Scientific classification
- Kingdom: Plantae
- Clade: Tracheophytes
- Clade: Angiosperms
- Clade: Eudicots
- Clade: Asterids
- Order: Asterales
- Family: Asteraceae
- Genus: Engelmannia
- Species: E. peristenia
- Binomial name: Engelmannia peristenia (Raf.) Goodman & C.A.Lawson 1992
- Synonyms: Engelmannia texana Scheele 1849; Silphium peristenium Raf. 1832;

= Engelmannia peristenia =

- Genus: Engelmannia
- Species: peristenia
- Authority: (Raf.) Goodman & C.A.Lawson 1992
- Synonyms: Engelmannia texana Scheele 1849, Silphium peristenium Raf. 1832

Species of flowering plant

Engelmannia peristenia, called Engelmann daisy or cutleaf daisy, is a North American species of flowering plants in the family Asteraceae. It is native to the south-central United States, primarily from Texas, New Mexico, Oklahoma, and southeastern Colorado, but with more isolated populations in Arizona, Louisiana, Arkansas, Missouri, Nebraska, and South Dakota.

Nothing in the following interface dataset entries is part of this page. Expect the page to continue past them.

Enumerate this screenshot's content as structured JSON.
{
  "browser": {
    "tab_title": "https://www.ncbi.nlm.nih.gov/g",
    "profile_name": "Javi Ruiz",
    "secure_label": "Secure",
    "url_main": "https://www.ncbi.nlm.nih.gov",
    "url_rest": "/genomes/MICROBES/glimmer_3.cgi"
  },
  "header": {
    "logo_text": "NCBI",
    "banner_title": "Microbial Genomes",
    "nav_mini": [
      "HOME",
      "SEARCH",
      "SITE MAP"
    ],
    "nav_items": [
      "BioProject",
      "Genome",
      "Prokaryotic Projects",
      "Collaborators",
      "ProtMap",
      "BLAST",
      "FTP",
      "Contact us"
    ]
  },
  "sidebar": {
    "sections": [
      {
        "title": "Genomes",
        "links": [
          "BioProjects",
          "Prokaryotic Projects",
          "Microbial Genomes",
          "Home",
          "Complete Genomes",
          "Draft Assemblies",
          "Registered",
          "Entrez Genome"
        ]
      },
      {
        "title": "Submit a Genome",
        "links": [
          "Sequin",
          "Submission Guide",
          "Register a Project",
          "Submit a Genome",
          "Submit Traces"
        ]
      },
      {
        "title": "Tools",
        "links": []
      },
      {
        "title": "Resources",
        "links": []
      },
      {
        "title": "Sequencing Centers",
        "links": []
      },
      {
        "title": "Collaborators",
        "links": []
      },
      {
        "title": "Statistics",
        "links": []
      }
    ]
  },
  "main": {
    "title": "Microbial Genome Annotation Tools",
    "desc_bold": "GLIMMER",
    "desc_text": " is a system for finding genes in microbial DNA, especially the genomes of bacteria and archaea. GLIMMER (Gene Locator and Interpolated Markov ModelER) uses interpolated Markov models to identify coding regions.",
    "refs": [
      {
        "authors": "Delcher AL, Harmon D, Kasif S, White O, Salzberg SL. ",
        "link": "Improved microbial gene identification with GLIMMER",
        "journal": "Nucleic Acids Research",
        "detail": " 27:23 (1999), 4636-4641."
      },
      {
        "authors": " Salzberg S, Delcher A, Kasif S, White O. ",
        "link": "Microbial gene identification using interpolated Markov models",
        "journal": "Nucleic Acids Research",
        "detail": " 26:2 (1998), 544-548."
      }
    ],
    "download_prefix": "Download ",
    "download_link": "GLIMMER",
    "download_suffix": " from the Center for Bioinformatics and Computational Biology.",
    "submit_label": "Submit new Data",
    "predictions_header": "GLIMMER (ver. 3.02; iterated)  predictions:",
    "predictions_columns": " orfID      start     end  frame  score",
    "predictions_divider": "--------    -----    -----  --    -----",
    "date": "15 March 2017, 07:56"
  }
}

Engelmannia peristenia is a branching perennial herb up to 100 cm (40 inches) tall. Leaves at the base can be up to 30 cm (1 foot) long, with the leaves progressively getting smaller higher on the stem. The plant produces many small flower heads, each generally with 8 ray florets and 40-50 disc florets. Flowers bloom March to July. Its habitats include grasslands, roadsides, and pinion-juniper woodlands.